1TriStar Centennial Medical Center, Nashville, TN, USA, 2UCLA Medical Center, Los Angeles, CA, USA.
OBJECTIVE: Successful endovascular repair of acute Type A aortic dissections have been reported in a number of case reports. Limited information is available regarding the feasability of performing an open surgical conversion following unsuccessful endovascular repair of the ascending aorta. We demonstrate our technique for surgical explantation of an ascending aortic stent-graft in the setting of an expanding false lumen resulting from incomplete endovascular repair of a Type A aortic dissection.
METHODS: An 80 year-old female who presented with an acute type A aortic dissection was initially treated with an endovascular aortic stent-graft. Three months later, she developed an asymptomatic, expanding false lumen of the ascending aorta and required elective open surgical conversion. Patient consent for filming the surgical procedure was obtained, as was institutional IRB approval.

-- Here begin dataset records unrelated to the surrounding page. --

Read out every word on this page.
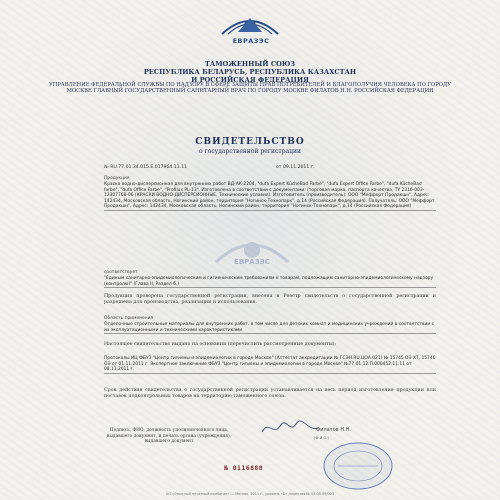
ЕВРАЗЭС
ТАМОЖЕННЫЙ СОЮЗ
РЕСПУБЛИКА БЕЛАРУСЬ, РЕСПУБЛИКА КАЗАХСТАН
И РОССИЙСКАЯ ФЕДЕРАЦИЯ
УПРАВЛЕНИЕ ФЕДЕРАЛЬНОЙ СЛУЖБЫ ПО НАДЗОРУ В СФЕРЕ ЗАЩИТЫ ПРАВ ПОТРЕБИТЕЛЕЙ И БЛАГОПОЛУЧИЯ ЧЕЛОВЕКА ПО ГОРОДУ МОСКВЕ ГЛАВНЫЙ ГОСУДАРСТВЕННЫЙ САНИТАРНЫЙ ВРАЧ ПО ГОРОДУ МОСКВЕ ФИЛАТОВ Н.Н. РОССИЙСКАЯ ФЕДЕРАЦИЯ
СВИДЕТЕЛЬСТВО
о государственной регистрации
№ RU.77.01.34.015.Е.017964.11.11	от 09.11.2011 г.
Продукция
Краска водно-дисперсионная для внутренних работ ВД-АК-2204, "dufa Expert KücheBad Farbe", "dufa Expert Office Farbe", "dufa KücheBad farbe", "dufa Office Farbe", "Profilux PL-13". Изготовлена в соответствии с документами: (торговая марка, паспорта качества, ТУ 2316-003-13307768-06 (КРАСКИ ВОДНО-ДИСПЕРСИОННЫЕ. Технические условия). Изготовитель (производитель): ООО "Меффорт Продакшн", Адрес: 142434, Московская область, Ногинский район, территория "Ногинск-Технопарк", д.14 (Российская Федерация). Получатель: ООО "Меффорт Продакшн", Адрес: 142434, Московская область, Ногинский район, территория "Ногинск-Технопарк", д.14 (Российская Федерация)
ЕВРАЗЭС
соответствует
"Единым санитарно-эпидемиологическим и гигиеническим требованиям к товарам, подлежащим санитарно-эпидемиологическому надзору (контролю)" (Глава II, Раздел 6.)
Продукция проверена государственной регистрации, внесена в Реестр свидетельств о государственной регистрации и разрешена для производства, реализации и использования.
Область применения
Отделочные строительные материалы для внутренних работ, в том числе для детских комнат и медицинских учреждений в соответствии с их эксплуатационными и техническими характеристиками
Настоящее свидетельство выдано на основании (перечислить рассмотренные документы):
Протоколы ИЦ ФБУЗ "Центр гигиены и эпидемиологии в городе Москве" (Аттестат аккредитации № ГСЭН.RU.ЦОА.021) № 15745 ОЭ ХТ, 15746 ОЭ от 01.11.2011 г. Экспертное заключение ФБУЗ "Центр гигиены и эпидемиологии в городе Москве" №77.01.12.П.000452.11.11 от 08.11.2011 г.
Срок действия свидетельства о государственной регистрации устанавливается на весь период изготовления продукции или поставок подконтрольных товаров на территорию таможенного союза.
Подпись, ФИО, должность уполномоченного лица, выдавшего документ, и печать органа (учреждения), выдавшего документ
Филатов Н.Н.
(Ф.И.О.)
№ 0116888
АО «Опытный печатный комбинат» — Москва, 2011 г., уровень «Б» лицензия № 05-05-09/003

RESULTS: An 80-year-old female presented with an acute, focal Type A aortic dissection with isolated intramural hematoma of the ascending aorta. She was successfully treated with an ascending aortic stent-graft delivered via a right axillary approach. She recovered fully and a routine 3 month surveillance computed tomography scan demonstrated an expanding 6.5cm ascending aorta with antegrade flow into the false lumen. Although she was asymptomatic, she underwent elective surgical conversion where the ascending aortic stent was removed and a standard aortic root replacement with a bio-Bentall and hemi-arch repair was performed using standard central cannulation techniques. She recovered uneventfully.
CONCLUSIONS: Optimal patient selection for endovascular repair of Type A aortic dissections depends on several clinical and anatomic factors. Regardless, open surgical conversions will be necessary to treat patients that fail an endovascular approach. We demonstrate that patients treated with an ascending aortic stent can be successfully converted and that open surgical repair remains a viable option.